For topic 16, from Smith Chapter 16/3 d,e,f, 11, 12, 14.

Some true-false review problems:

  1. The set W = {f in Fun(R) : f(4) = 3f(1)} is a vector subspace of Fun(R).
  2. If E and F are two sets of vectors in a vector space V, then L(E intersect F) = L(E) intersect L(F).
  3. If W is a vector subspace of V, then W = L(W).
  4. There exists a linearly independent set of 5 vectors in the vector space V = P3(R).
  5. A set of vectors E = {A1, ... , An} is linearly independent if and only if dim(L(E)) = n = |E|.
  6. If E = {A1, ... , An} is linearly independent in V, and T: V -> W is a linear mapping, then T(E) = {T(A1), ... , T(An)} is linearly independent.
  7. A linear mapping T : V -> V is said to be an involution if T2 = I. If T is an involution, then T is an isomorphism.
  8. If T is an involution and A is a vector in V, then A - T(A) is an eigenvector of T. What if A - T(A) <> 0?
  9. If E = {A1, ... , An} is linearly independent in V, and B1, ... , Bn are arbitrary vectors in W, then there exists a linear mapping T : V -> W such that T(Ai) = Bi for i = 1,...,n.
  10. If T : R4 -> R4 has characteristic polynomial (3-lambda)(2-lambda)2(1-lambda), then T is an isomorphism.
  11. Every homogeneous system of 3 linear equations in 4 variables has a non-zero solution.
  12. If M = (mij) is an upper-triangular n x n matrix (that is, if mij = 0 if i > j), then the eigenvalues of M are the diagonal entries mii, i = 1, ..., n.

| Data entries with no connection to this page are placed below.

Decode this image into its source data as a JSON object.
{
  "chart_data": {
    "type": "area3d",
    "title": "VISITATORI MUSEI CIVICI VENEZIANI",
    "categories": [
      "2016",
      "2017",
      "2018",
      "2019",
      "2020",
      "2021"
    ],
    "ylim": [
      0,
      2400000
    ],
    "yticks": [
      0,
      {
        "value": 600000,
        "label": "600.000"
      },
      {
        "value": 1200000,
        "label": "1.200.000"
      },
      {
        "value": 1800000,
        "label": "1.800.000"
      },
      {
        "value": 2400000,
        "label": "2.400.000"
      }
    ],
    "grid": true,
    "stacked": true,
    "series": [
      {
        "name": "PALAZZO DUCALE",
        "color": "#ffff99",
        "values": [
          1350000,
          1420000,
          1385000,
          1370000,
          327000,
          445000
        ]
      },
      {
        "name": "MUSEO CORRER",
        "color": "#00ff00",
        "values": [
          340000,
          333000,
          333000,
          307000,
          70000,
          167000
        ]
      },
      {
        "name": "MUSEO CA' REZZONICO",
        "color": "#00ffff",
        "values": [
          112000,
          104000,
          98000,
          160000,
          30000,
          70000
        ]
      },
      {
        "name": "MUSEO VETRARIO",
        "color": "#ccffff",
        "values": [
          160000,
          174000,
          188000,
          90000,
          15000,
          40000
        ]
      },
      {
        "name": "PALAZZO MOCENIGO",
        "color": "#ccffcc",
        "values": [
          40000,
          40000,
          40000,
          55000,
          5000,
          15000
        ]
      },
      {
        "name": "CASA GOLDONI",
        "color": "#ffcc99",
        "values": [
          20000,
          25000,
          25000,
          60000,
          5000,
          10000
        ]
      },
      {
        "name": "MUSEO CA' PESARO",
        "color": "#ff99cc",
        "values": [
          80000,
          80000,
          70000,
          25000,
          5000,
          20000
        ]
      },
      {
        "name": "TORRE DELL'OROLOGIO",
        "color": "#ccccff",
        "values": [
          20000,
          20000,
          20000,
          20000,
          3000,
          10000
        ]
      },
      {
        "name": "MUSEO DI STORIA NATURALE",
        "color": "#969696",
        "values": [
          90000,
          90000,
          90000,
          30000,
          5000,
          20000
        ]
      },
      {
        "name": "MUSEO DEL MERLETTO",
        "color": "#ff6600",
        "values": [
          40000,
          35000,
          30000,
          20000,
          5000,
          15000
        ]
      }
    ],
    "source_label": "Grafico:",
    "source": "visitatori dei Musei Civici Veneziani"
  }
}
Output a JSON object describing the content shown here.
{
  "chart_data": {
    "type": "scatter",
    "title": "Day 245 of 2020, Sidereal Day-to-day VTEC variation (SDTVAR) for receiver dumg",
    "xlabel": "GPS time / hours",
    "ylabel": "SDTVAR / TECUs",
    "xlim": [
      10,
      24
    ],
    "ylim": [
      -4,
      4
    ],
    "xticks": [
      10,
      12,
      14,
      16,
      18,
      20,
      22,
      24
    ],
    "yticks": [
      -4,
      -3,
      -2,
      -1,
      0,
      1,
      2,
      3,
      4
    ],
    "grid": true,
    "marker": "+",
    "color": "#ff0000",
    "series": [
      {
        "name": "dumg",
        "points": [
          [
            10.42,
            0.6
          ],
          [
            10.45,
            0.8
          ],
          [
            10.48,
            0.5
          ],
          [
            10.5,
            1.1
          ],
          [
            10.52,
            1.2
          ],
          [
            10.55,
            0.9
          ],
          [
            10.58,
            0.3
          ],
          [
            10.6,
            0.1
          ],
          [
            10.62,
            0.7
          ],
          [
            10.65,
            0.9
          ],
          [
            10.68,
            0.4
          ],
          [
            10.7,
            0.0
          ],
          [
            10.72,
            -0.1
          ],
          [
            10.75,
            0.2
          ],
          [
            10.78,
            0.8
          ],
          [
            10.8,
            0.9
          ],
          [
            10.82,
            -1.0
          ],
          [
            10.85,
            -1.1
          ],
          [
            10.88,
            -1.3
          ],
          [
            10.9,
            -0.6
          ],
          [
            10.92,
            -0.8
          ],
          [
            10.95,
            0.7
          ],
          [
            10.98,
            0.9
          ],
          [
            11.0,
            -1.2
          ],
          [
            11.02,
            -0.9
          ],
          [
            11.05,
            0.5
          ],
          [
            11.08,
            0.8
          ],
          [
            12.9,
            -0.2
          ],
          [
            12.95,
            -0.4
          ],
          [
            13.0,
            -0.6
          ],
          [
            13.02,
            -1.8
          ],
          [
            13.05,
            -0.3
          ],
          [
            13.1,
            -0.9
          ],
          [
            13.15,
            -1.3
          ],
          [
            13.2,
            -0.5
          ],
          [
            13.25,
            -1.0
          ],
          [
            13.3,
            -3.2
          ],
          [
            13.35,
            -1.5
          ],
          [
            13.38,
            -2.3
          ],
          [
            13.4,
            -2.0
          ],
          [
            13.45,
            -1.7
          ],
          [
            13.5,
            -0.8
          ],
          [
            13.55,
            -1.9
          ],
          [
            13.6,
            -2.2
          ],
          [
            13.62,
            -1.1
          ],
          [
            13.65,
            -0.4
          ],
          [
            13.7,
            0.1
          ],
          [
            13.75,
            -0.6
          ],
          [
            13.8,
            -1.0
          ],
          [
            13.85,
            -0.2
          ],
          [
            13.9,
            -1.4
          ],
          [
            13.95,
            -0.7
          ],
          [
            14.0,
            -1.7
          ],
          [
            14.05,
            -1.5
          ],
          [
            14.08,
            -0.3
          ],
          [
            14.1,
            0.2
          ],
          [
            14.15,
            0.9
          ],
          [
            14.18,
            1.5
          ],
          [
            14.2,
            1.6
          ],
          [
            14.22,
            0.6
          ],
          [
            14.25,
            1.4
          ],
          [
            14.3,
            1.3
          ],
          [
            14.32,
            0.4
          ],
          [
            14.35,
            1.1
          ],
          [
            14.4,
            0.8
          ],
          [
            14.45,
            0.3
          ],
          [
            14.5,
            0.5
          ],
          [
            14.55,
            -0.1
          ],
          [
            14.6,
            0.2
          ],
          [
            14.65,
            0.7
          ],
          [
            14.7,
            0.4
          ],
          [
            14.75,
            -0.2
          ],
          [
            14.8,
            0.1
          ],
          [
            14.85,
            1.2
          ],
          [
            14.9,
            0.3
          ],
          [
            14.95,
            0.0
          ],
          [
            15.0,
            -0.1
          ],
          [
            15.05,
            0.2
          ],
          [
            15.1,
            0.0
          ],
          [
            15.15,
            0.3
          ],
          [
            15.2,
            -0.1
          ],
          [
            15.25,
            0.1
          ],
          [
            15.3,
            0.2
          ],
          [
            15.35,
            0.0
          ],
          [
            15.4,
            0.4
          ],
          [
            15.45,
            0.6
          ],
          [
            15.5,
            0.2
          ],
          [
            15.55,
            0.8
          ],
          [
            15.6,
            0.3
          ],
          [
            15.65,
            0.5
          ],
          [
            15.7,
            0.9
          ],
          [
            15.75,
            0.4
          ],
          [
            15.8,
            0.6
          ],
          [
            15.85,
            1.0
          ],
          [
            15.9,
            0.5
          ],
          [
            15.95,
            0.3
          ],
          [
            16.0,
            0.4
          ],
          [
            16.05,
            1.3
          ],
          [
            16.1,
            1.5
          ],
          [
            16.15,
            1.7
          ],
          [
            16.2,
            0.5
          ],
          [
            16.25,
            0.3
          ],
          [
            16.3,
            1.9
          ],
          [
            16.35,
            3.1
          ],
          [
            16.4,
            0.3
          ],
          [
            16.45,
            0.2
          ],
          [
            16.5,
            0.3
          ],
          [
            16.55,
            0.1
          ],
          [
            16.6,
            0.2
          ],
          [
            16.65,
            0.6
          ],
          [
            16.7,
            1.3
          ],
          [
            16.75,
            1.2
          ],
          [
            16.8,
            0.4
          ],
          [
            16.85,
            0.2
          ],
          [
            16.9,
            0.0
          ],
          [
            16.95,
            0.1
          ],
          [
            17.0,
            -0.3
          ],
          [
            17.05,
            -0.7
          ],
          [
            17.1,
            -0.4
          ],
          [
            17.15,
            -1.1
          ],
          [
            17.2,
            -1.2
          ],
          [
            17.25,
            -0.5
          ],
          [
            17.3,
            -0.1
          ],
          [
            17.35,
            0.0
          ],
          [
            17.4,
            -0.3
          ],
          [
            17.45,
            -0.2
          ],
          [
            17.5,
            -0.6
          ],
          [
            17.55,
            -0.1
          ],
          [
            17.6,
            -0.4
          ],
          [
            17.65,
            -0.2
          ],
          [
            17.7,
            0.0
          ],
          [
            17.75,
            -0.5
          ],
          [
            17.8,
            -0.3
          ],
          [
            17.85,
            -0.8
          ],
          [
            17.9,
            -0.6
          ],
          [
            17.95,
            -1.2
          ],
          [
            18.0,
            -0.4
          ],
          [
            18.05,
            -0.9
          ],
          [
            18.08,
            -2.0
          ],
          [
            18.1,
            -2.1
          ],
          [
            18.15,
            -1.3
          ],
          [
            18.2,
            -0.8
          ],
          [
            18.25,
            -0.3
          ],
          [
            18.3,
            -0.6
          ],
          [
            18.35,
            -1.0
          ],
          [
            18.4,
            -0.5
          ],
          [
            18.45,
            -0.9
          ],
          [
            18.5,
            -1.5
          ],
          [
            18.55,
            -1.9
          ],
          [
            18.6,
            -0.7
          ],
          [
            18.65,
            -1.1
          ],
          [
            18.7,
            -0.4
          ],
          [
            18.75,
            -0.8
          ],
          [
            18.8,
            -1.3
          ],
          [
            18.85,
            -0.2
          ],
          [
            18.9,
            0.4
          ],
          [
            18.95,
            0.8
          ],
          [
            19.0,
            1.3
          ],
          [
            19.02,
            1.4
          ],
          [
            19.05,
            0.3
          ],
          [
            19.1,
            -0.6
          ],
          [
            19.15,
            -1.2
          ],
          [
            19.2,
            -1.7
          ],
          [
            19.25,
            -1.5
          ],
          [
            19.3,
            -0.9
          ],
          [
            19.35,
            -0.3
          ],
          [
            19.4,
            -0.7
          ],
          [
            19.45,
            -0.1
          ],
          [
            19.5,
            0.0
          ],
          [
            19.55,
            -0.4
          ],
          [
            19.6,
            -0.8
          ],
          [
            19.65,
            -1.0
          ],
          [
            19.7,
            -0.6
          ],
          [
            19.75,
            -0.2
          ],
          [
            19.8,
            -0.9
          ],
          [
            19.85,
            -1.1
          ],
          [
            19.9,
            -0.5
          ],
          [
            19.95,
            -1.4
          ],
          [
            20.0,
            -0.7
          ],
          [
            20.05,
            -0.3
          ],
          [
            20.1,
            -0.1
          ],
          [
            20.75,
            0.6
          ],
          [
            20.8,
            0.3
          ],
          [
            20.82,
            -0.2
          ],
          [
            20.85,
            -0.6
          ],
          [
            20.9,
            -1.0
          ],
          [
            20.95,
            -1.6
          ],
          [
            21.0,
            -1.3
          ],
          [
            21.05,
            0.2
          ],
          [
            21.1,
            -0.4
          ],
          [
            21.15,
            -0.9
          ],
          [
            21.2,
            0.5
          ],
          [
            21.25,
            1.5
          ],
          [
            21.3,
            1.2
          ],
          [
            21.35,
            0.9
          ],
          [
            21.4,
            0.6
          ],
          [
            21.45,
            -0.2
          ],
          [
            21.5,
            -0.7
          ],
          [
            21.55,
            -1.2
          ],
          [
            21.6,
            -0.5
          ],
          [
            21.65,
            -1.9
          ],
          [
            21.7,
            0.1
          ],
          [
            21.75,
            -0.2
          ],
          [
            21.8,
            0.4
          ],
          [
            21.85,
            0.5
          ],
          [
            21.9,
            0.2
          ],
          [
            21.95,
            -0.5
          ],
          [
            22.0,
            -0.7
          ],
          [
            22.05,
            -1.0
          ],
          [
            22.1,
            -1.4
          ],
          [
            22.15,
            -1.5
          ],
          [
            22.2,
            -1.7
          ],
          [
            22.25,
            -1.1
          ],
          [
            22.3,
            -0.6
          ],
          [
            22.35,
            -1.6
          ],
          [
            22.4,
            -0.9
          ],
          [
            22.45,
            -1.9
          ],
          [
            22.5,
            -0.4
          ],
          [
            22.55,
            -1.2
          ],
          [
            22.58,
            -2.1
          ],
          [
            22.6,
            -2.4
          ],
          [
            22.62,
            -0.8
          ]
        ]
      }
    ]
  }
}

  13. If E = {A1, ... , An} is an orthonormal basis in an inner product space V, and B,C are two vectors in V, then < B,C > = sumi = 1,...,n < B,Ai > < C,Ai >.
  14. The vector subspace of M2x2(R) consisting of matrices M satisfying Trace(M) = 0 has dimension 2.
  15. Let S : V -> W and T : U -> V be linear mappings. Then Ker(ST) is equal to Ker(T).
  16. If p(lambda) is the characteristic polynomial of M, then p(0) = det(M).